Hundreds of climbers stranded on Mount Everest amid freak blizzard
Global News
The freak blizzard struck during China's Golden Week holiday, which marks the start of a busy tourist season on Mt. Everest.
Hundreds of people are still being evacuated from Mount Everest after a freak blizzard trapped climbers at a campsite in Tibet over the weekend.
Late on Sunday, about 350 hikers had reached a meeting point in Tingri, Tibet, and rescuers were in contact with another 200, reported China’s state broadcaster CCTV. One person has died.
There was no immediate update on the rescue mission on Monday, The Associated Press said.
Hikers, whose path was blocked by heavy snowfall that began on Friday, were trapped at an elevation of more than 4,900 metres (16,000 feet), according to a report from Chinese digital news site Jimu News.

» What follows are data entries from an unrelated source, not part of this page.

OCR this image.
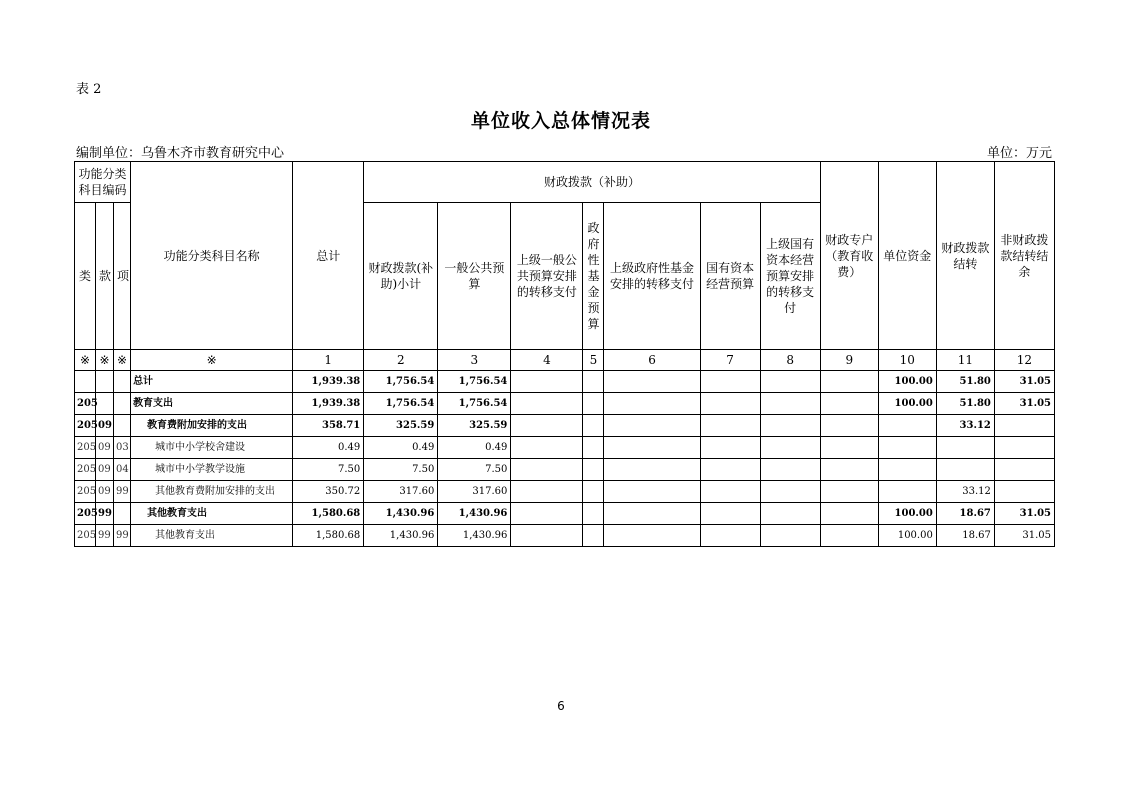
表 2
单位收入总体情况表
编制单位：乌鲁木齐市教育研究中心	单位：万元
功能分类科目编码			功能分类科目名称	总计	财政拨款（补助）							财政专户（教育收费）	单位资金	财政拨款结转	非财政拨款结转结余
类	款	项			财政拨款(补助)小计	一般公共预算	上级一般公共预算安排的转移支付	政府性基金预算	上级政府性基金安排的转移支付	国有资本经营预算	上级国有资本经营预算安排的转移支付				
※	※	※	※	1	2	3	4	5	6	7	8	9	10	11	12
			总计	1,939.38	1,756.54	1,756.54							100.00	51.80	31.05
205			教育支出	1,939.38	1,756.54	1,756.54							100.00	51.80	31.05
205	09		教育费附加安排的支出	358.71	325.59	325.59								33.12	
205	09	03	城市中小学校舍建设	0.49	0.49	0.49									
205	09	04	城市中小学教学设施	7.50	7.50	7.50									
205	09	99	其他教育费附加安排的支出	350.72	317.60	317.60								33.12	
205	99		其他教育支出	1,580.68	1,430.96	1,430.96							100.00	18.67	31.05
205	99	99	其他教育支出	1,580.68	1,430.96	1,430.96							100.00	18.67	31.05
6
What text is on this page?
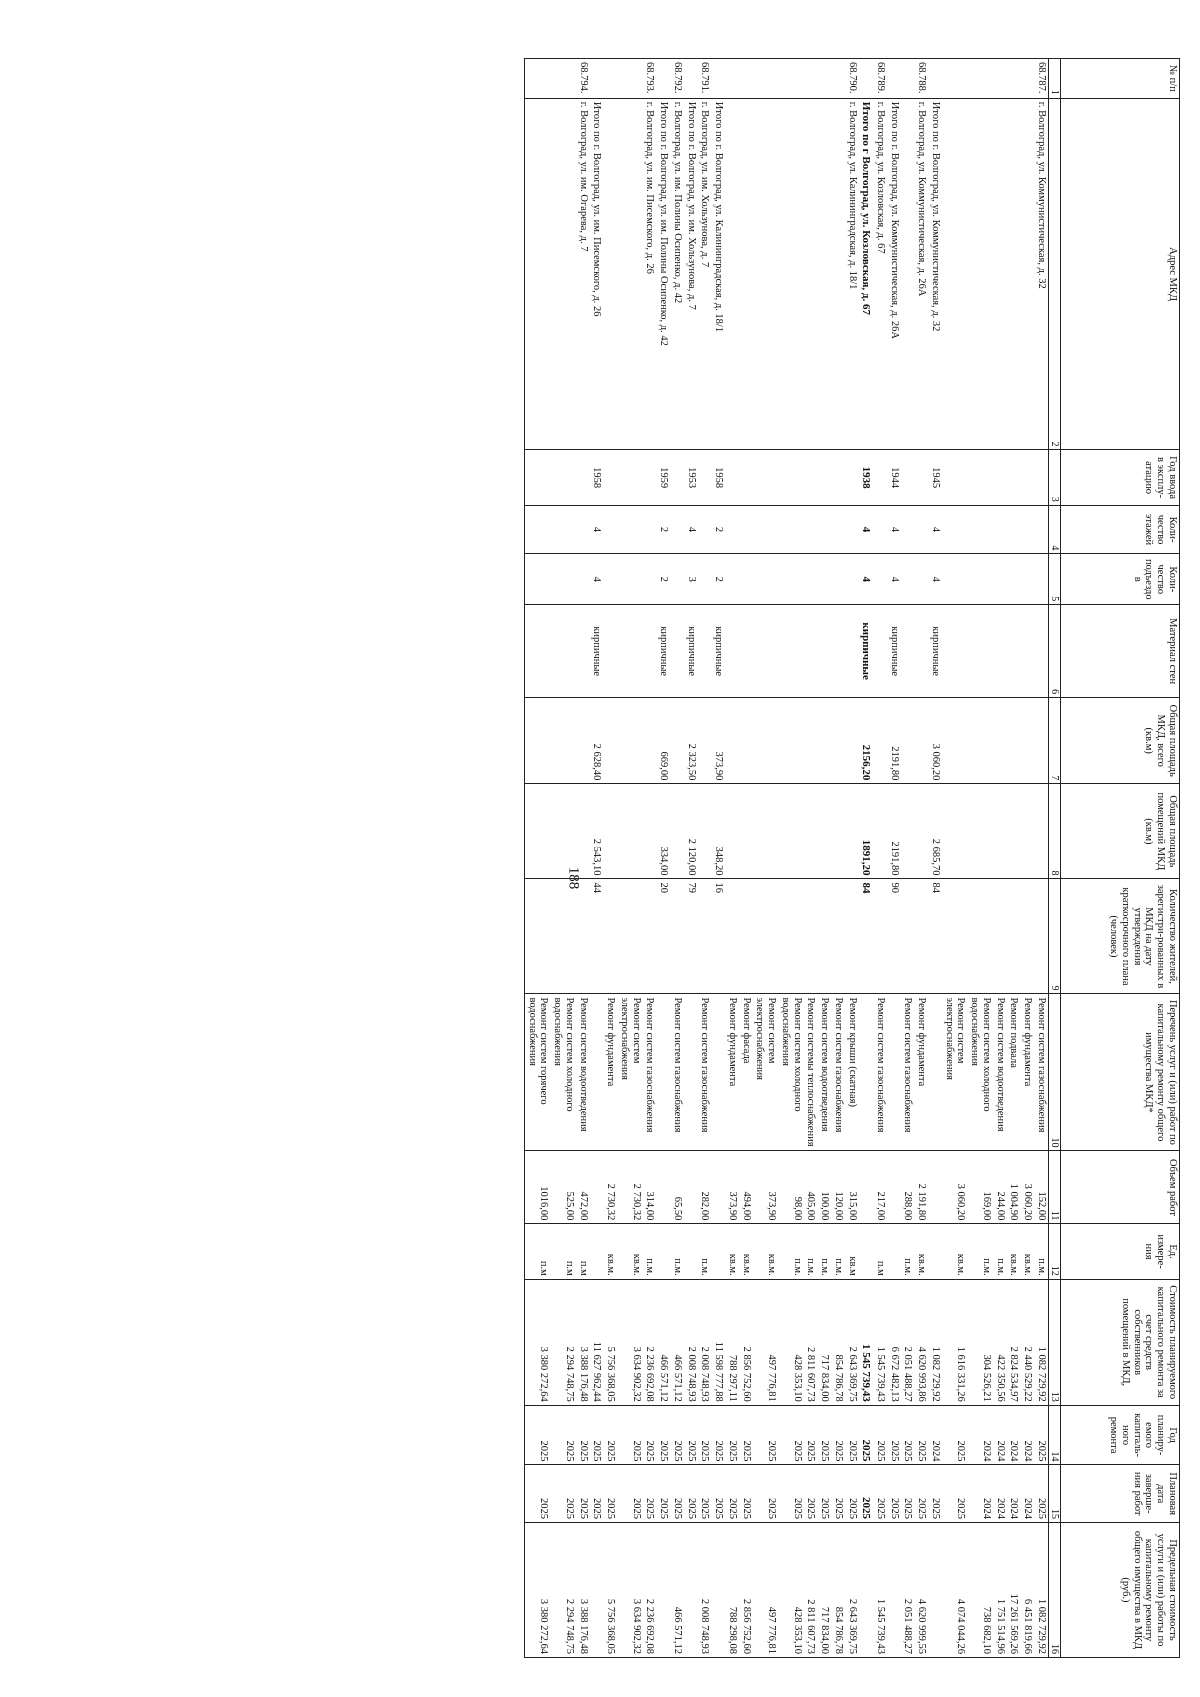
188
№ п/п	Адрес МКД	Год ввода в эксплу-атацию	Коли-чество этажей	Коли-чество подъездо в	Материал стен	Общая площадь МКД, всего (кв.м)	Общая площадь помещений МКД (кв.м)	Количество жителей, зарегистри-рованных в МКД на дату утверждения краткосрочного плана (человек)	Перечень услуг и (или) работ по капитальному ремонту общего имущества МКД*	Объем работ	Ед. измере-ния	Стоимость планируемого капитального ремонта за счет средств собственников помещений в МКД,	Год планиру-емого капиталь-ного ремонта	Плановая дата заверше-ния работ	Предельная стоимость услуги и (или) работы по капитальному ремонту общего имущества в МКД (руб.)
1	2	3	4	5	6	7	8	9	10	11	12	13	14	15	16
68.787.	г. Волгоград, ул. Коммунистическая, д. 32								Ремонт систем газоснабжения	152,00	п.м.	1 082 729,92	2025	2025	1 082 729,92
									Ремонт фундамента	3 060,20	кв.м.	2 440 529,22	2024	2024	6 451 819,66
									Ремонт подвала	1 004,90	кв.м.	2 824 534,97	2024	2024	17 261 569,26
									Ремонт систем водоотведения	244,00	п.м.	422 350,56	2024	2024	1 751 514,96
									Ремонт систем холодного водоснабжения	169,00	п.м.	304 526,21	2024	2024	738 682,10
									Ремонт систем электроснабжения	3 060,20	кв.м.	1 616 331,26	2025	2025	4 074 044,26
	Итого по г. Волгоград, ул. Коммунистическая, д. 32	1945	4	4	кирпичные	3 060,20	2 685,70	84				1 082 729,92	2024	2025	
68.788.	г. Волгоград, ул. Коммунистическая, д. 26А								Ремонт фундамента	2 191,80	кв.м.	4 620 993,86	2025	2025	4 620 999,55
									Ремонт систем газоснабжения	288,00	п.м.	2 051 488,27	2025	2025	2 051 488,27
	Итого по г. Волгоград, ул. Коммунистическая, д. 26А	1944	4	4	кирпичные	2191,80	2191,80	90				6 672 482,13	2025	2025	
68.789.	г. Волгоград, ул. Козловская, д. 67								Ремонт систем газоснабжения	217,00	п.м	1 545 739,43	2025	2025	1 545 739,43
	Итого по г Волгоград, ул. Козловская, д. 67	1938	4	4	кирпичные	2156,20	1891,20	84				1 545 739,43	2025	2025	
68.790.	г. Волгоград, ул. Калининградская, д. 18/1								Ремонт крыши (скатная)	315,00	кв.м	2 643 369,75	2025	2025	2 643 369,75
									Ремонт систем газоснабжения	120,00	п.м.	854 786,78	2025	2025	854 786,78
									Ремонт систем водоотведения	100,00	п.м.	717 834,00	2025	2025	717 834,00
									Ремонт системы теплоснабжения	405,00	п.м.	2 811 607,73	2025	2025	2 811 607,73
									Ремонт систем холодного водоснабжения	98,00	п.м.	428 353,10	2025	2025	428 353,10
									Ремонт систем электроснабжения	373,90	кв.м.	497 776,81	2025	2025	497 776,81
									Ремонт фасада	494,00	кв.м.	2 856 752,60	2025	2025	2 856 752,60
									Ремонт фундамента	373,90	кв.м.	788 297,11	2025	2025	788 298,08
	Итого по г. Волгоград, ул. Калининградская, д. 18/1	1958	2	2	кирпичные	373,90	348,20	16				11 598 777,88	2025	2025	
68.791.	г. Волгоград, ул. им. Хользунова, д. 7								Ремонт систем газоснабжения	282,00	п.м.	2 008 748,93	2025	2025	2 008 748,93
	Итого по г. Волгоград, ул. им. Хользунова, д. 7	1953	4	3	кирпичные	2 323,50	2 120,00	79				2 008 748,93	2025	2025	
68.792.	г. Волгоград, ул. им. Полины Осипенко, д. 42								Ремонт систем газоснабжения	65,50	п.м.	466 571,12	2025	2025	466 571,12
	Итого по г. Волгоград, ул. им. Полины Осипенко, д. 42	1959	2	2	кирпичные	669,00	334,00	20				466 571,12	2025	2025	
68.793.	г. Волгоград, ул. им. Писемского, д. 26								Ремонт систем газоснабжения	314,00	п.м.	2 236 692,08	2025	2025	2 236 692,08
									Ремонт систем электроснабжения	2 730,32	кв.м.	3 634 902,32	2025	2025	3 634 902,32
									Ремонт фундамента	2 730,32	кв.м.	5 756 368,05	2025	2025	5 756 368,05
	Итого по г. Волгоград, ул. им. Писемского, д. 26	1958	4	4	кирпичные	2 628,40	2 543,10	44				11 627 962,44	2025	2025	
68.794.	г. Волгоград, ул. им. Огарева, д. 7								Ремонт систем водоотведения	472,00	п.м	3 388 176,48	2025	2025	3 388 176,48
									Ремонт систем холодного водоснабжения	525,00	п.м	2 294 748,75	2025	2025	2 294 748,75
									Ремонт систем горячего водоснабжения	1016,00	п.м	3 380 272,64	2025	2025	3 380 272,64
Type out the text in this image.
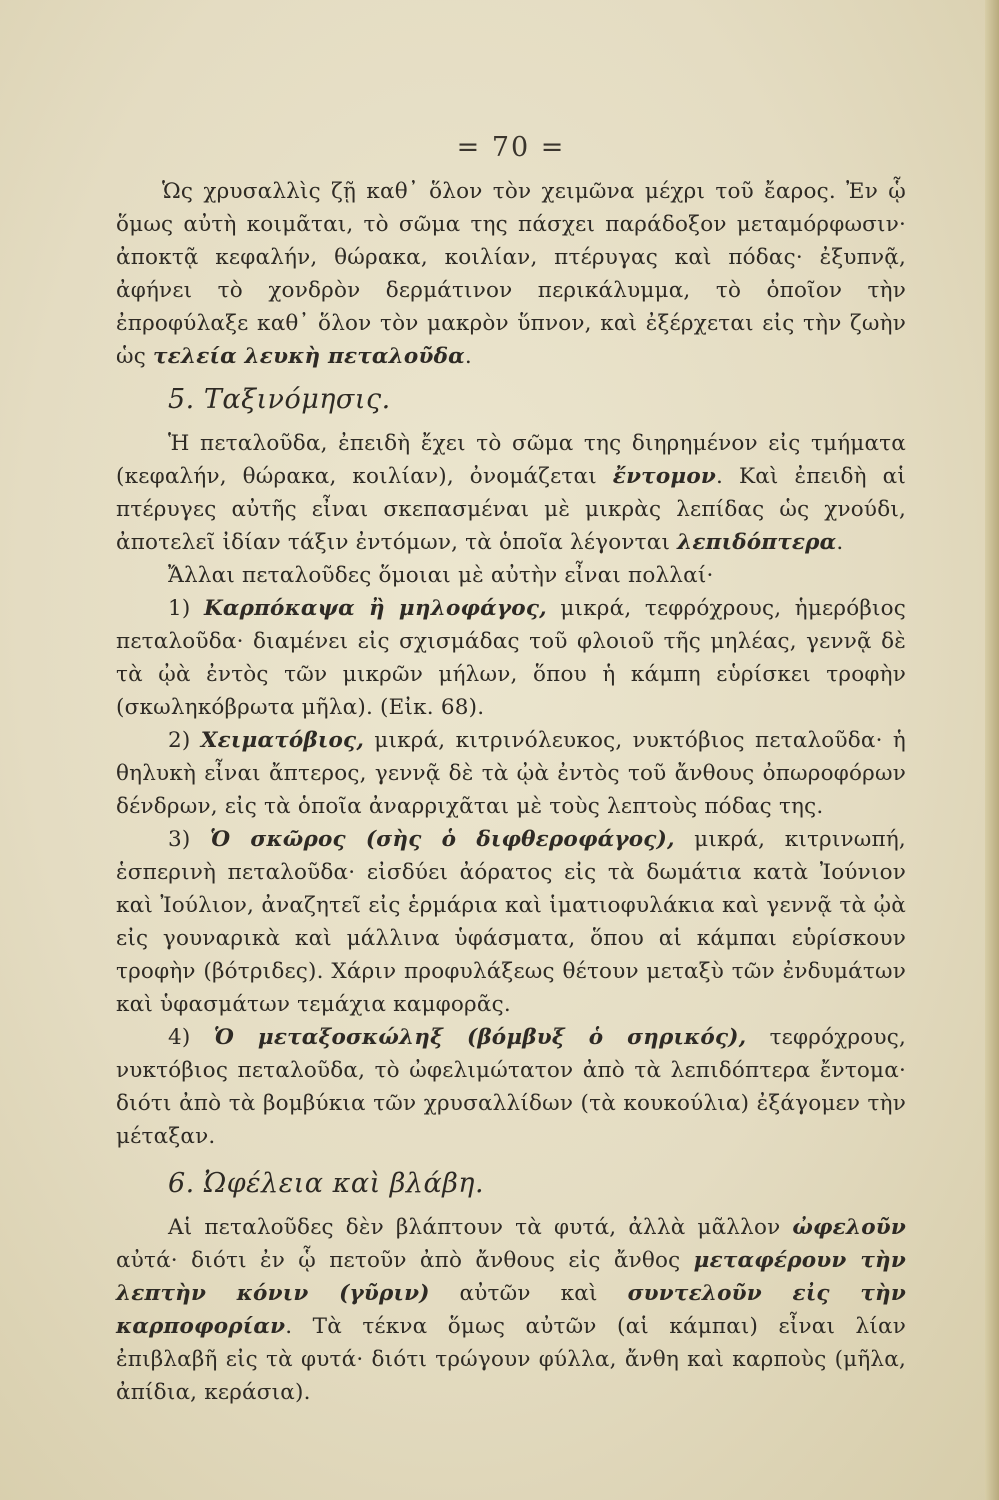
= 70 =

Ὡς χρυσαλλὶς ζῇ καθ᾽ ὅλον τὸν χειμῶνα μέχρι τοῦ ἔαρος. Ἐν ᾧ ὅμως αὐτὴ κοιμᾶται, τὸ σῶμα της πάσχει παράδοξον μεταμόρφωσιν· ἀποκτᾷ κεφαλήν, θώρακα, κοιλίαν, πτέρυγας καὶ πόδας· ἐξυπνᾷ, ἀφήνει τὸ χονδρὸν δερμάτινον περικάλυμμα, τὸ ὁποῖον τὴν ἐπροφύλαξε καθ᾽ ὅλον τὸν μακρὸν ὕπνον, καὶ ἐξέρχεται εἰς τὴν ζωὴν ὡς τελεία λευκὴ πεταλοῦδα.

5. Ταξινόμησις.

Ἡ πεταλοῦδα, ἐπειδὴ ἔχει τὸ σῶμα της διηρημένον εἰς τμήματα (κεφαλήν, θώρακα, κοιλίαν), ὀνομάζεται ἔντομον. Καὶ ἐπειδὴ αἱ πτέρυγες αὐτῆς εἶναι σκεπασμέναι μὲ μικρὰς λεπίδας ὡς χνούδι, ἀποτελεῖ ἰδίαν τάξιν ἐντόμων, τὰ ὁποῖα λέγονται λεπιδόπτερα.

Ἄλλαι πεταλοῦδες ὅμοιαι μὲ αὐτὴν εἶναι πολλαί·

1) Καρπόκαψα ἢ μηλοφάγος, μικρά, τεφρόχρους, ἡμερόβιος πεταλοῦδα· διαμένει εἰς σχισμάδας τοῦ φλοιοῦ τῆς μηλέας, γεννᾷ δὲ τὰ ᾠὰ ἐντὸς τῶν μικρῶν μήλων, ὅπου ἡ κάμπη εὑρίσκει τροφὴν (σκωληκόβρωτα μῆλα). (Εἰκ. 68).

2) Χειματόβιος, μικρά, κιτρινόλευκος, νυκτόβιος πεταλοῦδα· ἡ θηλυκὴ εἶναι ἄπτερος, γεννᾷ δὲ τὰ ᾠὰ ἐντὸς τοῦ ἄνθους ὀπωροφόρων δένδρων, εἰς τὰ ὁποῖα ἀναρριχᾶται μὲ τοὺς λεπτοὺς πόδας της.

3) Ὁ σκῶρος (σὴς ὁ διφθεροφάγος), μικρά, κιτρινωπή, ἑσπερινὴ πεταλοῦδα· εἰσδύει ἀόρατος εἰς τὰ δωμάτια κατὰ Ἰούνιον καὶ Ἰούλιον, ἀναζητεῖ εἰς ἑρμάρια καὶ ἱματιοφυλάκια καὶ γεννᾷ τὰ ᾠὰ εἰς γουναρικὰ καὶ μάλλινα ὑφάσματα, ὅπου αἱ κάμπαι εὑρίσκουν τροφὴν (βότριδες). Χάριν προφυλάξεως θέτουν μεταξὺ τῶν ἐνδυμάτων καὶ ὑφασμάτων τεμάχια καμφορᾶς.

4) Ὁ μεταξοσκώληξ (βόμβυξ ὁ σηρικός), τεφρόχρους, νυκτόβιος πεταλοῦδα, τὸ ὠφελιμώτατον ἀπὸ τὰ λεπιδόπτερα ἔντομα· διότι ἀπὸ τὰ βομβύκια τῶν χρυσαλλίδων (τὰ κουκούλια) ἐξάγομεν τὴν μέταξαν.

6. Ὠφέλεια καὶ βλάβη.

Αἱ πεταλοῦδες δὲν βλάπτουν τὰ φυτά, ἀλλὰ μᾶλλον ὠφελοῦν αὐτά· διότι ἐν ᾧ πετοῦν ἀπὸ ἄνθους εἰς ἄνθος μεταφέρουν τὴν λεπτὴν κόνιν (γῦριν) αὐτῶν καὶ συντελοῦν εἰς τὴν καρποφορίαν. Τὰ τέκνα ὅμως αὐτῶν (αἱ κάμπαι) εἶναι λίαν ἐπιβλαβῆ εἰς τὰ φυτά· διότι τρώγουν φύλλα, ἄνθη καὶ καρποὺς (μῆλα, ἀπίδια, κεράσια).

Mount Everest is about 8,850 metres tall.
A hiker who made it down the mountain before the snowfall told Jimu News that people still on the mountain reported that the snow was one metre deep and had buried tents.
Hundreds of locals headed up the mountain Sunday to clear a path so that trapped climbers could come down, the Jimu report said.
According to the AP, footage filmed by a local villager showed a long line of rescuers, accompanied by horses and oxen, following a winding path carved through deep snow.